Par Raouf KHALSI

La Tunisie vit sans doute une périlleuse crise socioéconomique et il n’est pas évident que les issues soient nombreuses. Passées les jubilations des moments de grâce du 25 juillet, Kais Saied se heurte aujourd’hui à un déficit d’Etat. Cet Etat régulateur, doté d’une capacité de résilience, chaque fois que se lèvent des vents méchants.

Partout, c’est l’effervescence. La grogne. Et voilà ressurgir le spectre de 1964, et encore celui de 1969 et la descente aux enfers de 1986…
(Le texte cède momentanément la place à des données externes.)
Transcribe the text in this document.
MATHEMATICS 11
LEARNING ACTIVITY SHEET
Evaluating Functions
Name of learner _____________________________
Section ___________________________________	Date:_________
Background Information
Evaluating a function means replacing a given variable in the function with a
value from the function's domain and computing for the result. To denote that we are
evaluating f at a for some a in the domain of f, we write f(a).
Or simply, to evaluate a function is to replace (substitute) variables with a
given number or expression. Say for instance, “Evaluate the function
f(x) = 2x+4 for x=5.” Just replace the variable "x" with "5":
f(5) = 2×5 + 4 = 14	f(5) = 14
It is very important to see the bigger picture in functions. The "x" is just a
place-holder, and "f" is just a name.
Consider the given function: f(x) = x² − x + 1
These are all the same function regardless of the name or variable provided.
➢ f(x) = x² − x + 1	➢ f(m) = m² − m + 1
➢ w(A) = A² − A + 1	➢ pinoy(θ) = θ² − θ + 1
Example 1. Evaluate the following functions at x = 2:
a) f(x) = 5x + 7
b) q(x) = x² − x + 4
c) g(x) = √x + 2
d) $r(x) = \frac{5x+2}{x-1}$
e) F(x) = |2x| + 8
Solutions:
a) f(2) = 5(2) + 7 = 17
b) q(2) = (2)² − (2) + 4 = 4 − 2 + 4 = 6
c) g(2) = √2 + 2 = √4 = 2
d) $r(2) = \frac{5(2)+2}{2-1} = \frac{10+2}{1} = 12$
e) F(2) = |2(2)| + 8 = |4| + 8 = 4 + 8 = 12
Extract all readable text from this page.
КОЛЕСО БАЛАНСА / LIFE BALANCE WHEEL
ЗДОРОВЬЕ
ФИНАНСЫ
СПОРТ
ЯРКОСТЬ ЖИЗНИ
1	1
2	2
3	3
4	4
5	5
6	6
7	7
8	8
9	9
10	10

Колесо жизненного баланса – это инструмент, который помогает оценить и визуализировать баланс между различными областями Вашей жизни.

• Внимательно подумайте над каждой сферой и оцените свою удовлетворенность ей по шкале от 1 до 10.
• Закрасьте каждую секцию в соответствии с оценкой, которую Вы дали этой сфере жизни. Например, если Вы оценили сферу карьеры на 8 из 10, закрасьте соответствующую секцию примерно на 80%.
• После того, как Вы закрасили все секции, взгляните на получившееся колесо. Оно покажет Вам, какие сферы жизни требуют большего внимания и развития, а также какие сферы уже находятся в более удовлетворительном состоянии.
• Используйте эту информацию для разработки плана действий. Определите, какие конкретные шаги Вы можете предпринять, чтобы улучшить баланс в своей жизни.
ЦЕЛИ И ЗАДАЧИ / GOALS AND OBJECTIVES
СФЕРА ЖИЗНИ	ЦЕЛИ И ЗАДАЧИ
Mauvais karma, dit-on, qui surgit de manière cyclique, et chaque fois où l’Etat perd la boussole à la faveur des intrigues occultes . Quand l’Etat dépérit, c’est la crise sociale, c’est l’assèchement des liquidités et, plus que tout, c’est le spectre de l’effondrement budgétaire avec son intenable spirale dépressive, dont seuls les citoyens paient les frais.

Maintenant, nous voilà confrontés à « l’insécurité alimentaire » et à l’incapacité matérielle de servir les salaires aux échéances habituelles.

Sans doute, le Chef de l’Etat cherche-t-il des solutions immédiates (il s’est entretenu avec les ministre des finances et du Commerce) tout autant qu’il compte légiférer (par décret) pour juguler les circuits mafieux de distribution. Est-ce suffisant ?

Il est clair que nous devons revoir nos prévisions. Parce que, ce que l’on a tendance à oublier, c’est que ce que nous vivons actuellement est la résultante d’une décennie d’incurie, de successions de politiques macroéconomiques ayant donné le change à l’affairisme dévastateur.

Maintenant, le Président veut sévir. Mais si le coup du 25 juillet a eu quelque chose de libérateur, Kais Saied n’a pas vu venir un certain revers de la médaille : plutôt que de ne s’occuper exclusivement de politique, de ne voir, partout, que des « ennemis du peuple », le plus urgent aurait sans doute été de s’attaquer à l’épineux problème des équilibres économiques.

Il est sûr que de grands manipulateurs (à l’intérieur comme à l’étranger) cherchent à retourner le peuple contre Saied. Sauf que le Président doit prendre acte de l’impérieuse nécessité de rétablir les équilibres de l’Etat, d’oublier le syndrome de « l’Etat profond » et de …dépolitiser le 25 juillet.

Cette crise, répétons-le, est la résultante d’une décennie de clochardisation de l’Etat…Les thèses complotistes, elles, ne sont plus que redondances.